Time is an essential feature of social and organizational life and part of the deep structure of business activity. Plans, performance, productivity, and pay are all linked to and often measured by time.
Yet time is often taken for granted in daily life and the business world. The aim of this book is to bring time into sharper focus and in particular to look at the way time is constructed, made, managed, and used in organizations. The book both provides an overview of some of the key concepts in time -- time's arrow, time's cycle, clock time, etc. -- and it explores how particular features of the modern world -- global time, futures, etc. -- extend and change the temporal dimension of organizational activity.

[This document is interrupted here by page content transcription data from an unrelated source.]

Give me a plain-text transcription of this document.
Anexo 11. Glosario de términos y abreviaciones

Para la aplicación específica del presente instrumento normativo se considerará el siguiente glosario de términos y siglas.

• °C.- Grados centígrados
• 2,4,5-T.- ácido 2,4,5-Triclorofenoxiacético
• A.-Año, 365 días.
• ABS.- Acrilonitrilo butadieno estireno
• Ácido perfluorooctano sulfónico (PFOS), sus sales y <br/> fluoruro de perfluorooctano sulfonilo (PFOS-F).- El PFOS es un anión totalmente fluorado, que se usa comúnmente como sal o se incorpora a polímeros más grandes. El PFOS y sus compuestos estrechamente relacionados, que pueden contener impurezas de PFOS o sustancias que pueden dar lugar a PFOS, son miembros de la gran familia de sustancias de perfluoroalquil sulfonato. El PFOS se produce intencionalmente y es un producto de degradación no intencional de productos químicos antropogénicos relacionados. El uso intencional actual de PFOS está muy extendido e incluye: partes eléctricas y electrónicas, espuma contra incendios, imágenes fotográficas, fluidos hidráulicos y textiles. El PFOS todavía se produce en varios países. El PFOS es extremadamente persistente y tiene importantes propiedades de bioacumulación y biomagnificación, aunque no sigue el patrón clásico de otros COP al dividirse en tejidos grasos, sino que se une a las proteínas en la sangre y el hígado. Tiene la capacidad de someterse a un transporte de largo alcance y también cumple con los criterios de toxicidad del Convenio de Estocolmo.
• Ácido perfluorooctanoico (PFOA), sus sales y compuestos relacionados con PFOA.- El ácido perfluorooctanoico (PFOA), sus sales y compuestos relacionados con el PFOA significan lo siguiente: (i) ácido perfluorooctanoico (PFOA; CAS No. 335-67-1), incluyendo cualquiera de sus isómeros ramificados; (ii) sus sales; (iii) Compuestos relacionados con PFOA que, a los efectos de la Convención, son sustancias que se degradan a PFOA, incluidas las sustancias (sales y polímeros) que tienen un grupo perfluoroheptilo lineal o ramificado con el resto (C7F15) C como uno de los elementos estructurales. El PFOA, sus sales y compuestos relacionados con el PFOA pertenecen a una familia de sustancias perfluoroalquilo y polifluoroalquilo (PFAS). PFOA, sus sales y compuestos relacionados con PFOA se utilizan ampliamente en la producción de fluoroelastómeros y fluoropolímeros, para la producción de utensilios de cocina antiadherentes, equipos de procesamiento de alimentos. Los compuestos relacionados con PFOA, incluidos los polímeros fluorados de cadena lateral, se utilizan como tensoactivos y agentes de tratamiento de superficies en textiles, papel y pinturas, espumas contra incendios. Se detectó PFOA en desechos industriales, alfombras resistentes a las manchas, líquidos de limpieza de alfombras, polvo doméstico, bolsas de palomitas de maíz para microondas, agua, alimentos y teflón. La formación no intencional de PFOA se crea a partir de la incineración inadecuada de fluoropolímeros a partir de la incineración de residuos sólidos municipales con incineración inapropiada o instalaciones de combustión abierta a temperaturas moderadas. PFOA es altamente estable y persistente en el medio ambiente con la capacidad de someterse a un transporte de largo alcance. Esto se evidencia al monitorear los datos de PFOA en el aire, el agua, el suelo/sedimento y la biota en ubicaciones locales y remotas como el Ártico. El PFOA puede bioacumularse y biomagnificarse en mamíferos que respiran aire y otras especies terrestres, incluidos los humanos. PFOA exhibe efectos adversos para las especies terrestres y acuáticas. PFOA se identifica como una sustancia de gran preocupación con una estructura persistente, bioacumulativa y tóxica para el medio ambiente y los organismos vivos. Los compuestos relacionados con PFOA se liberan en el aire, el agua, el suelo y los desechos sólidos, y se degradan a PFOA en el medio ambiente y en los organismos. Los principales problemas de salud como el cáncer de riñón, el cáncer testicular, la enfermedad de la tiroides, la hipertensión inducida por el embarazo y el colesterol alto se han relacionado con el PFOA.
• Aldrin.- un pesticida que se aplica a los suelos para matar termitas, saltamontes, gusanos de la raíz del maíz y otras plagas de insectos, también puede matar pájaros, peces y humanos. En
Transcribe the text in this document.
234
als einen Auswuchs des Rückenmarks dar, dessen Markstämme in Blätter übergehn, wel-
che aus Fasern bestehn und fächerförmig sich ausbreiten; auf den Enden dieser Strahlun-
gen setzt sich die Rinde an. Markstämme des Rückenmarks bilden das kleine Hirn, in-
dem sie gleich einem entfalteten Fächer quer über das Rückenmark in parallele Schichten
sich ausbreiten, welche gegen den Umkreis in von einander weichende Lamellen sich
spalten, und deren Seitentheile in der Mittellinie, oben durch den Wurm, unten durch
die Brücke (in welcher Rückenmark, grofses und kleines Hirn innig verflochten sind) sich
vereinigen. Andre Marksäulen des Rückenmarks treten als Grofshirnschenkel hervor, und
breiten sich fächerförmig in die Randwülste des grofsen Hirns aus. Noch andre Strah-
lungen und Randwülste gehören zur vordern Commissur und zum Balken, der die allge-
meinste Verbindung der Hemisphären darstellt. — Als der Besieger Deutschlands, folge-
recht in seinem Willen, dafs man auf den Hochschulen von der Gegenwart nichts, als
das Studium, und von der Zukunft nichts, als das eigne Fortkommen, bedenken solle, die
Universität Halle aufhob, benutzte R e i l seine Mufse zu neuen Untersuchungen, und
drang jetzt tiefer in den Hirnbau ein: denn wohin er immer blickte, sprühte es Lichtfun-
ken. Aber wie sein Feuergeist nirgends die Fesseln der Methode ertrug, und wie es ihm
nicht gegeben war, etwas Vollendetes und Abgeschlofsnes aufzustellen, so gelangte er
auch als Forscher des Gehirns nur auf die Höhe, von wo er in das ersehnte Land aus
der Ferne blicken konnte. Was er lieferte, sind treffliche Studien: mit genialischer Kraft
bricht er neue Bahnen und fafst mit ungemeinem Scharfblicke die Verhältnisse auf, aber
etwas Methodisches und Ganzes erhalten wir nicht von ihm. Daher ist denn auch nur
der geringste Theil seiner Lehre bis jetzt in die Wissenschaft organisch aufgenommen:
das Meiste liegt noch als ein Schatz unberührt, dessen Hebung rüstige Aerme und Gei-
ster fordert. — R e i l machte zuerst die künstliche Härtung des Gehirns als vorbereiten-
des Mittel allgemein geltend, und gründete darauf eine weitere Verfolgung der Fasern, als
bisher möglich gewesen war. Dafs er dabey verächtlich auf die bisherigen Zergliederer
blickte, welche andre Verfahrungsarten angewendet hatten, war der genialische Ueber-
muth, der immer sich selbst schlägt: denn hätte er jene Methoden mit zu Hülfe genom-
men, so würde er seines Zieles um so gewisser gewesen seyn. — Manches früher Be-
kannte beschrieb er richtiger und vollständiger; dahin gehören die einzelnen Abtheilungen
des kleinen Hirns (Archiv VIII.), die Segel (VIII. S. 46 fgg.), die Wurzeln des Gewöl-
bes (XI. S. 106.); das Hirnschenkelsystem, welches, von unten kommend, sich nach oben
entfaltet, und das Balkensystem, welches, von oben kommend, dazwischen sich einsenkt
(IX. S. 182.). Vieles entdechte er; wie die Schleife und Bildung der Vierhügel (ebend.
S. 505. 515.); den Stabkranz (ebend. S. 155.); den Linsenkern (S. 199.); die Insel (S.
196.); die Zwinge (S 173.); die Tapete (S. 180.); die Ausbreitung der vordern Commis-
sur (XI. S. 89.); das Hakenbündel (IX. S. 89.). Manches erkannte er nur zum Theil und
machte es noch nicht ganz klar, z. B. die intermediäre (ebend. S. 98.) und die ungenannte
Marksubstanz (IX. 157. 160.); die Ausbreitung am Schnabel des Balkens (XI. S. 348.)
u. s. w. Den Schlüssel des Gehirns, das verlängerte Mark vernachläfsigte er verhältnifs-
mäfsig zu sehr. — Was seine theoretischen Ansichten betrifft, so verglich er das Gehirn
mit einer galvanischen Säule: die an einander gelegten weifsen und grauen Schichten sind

Making Time emphasizes the richness of the temporal relations within organizations and the wealth of competing attempts to order and control time in the act of managing. It describes and explains this temporal complexity as it occurs in management, giving full recognition to the way that people create their own sense of time alongside the official temporal apparatus of the clock and diary. The contributors use a variety of management perspectives -- strategy, organization theory, decision making, industrial relations, and marketing -- and deliberately place the experience of more traditional industrial settings alongside those at the forefront of the
'new economy'.
Making Time seeks to spark a debate across the field of management that does justice to the richness of the temporal features of contemporary organizations. The book will be vital reading for those who want to understand the complexities of time in organizations and the modern world, and the challenges it presents for the theoretical and practical spheres of management.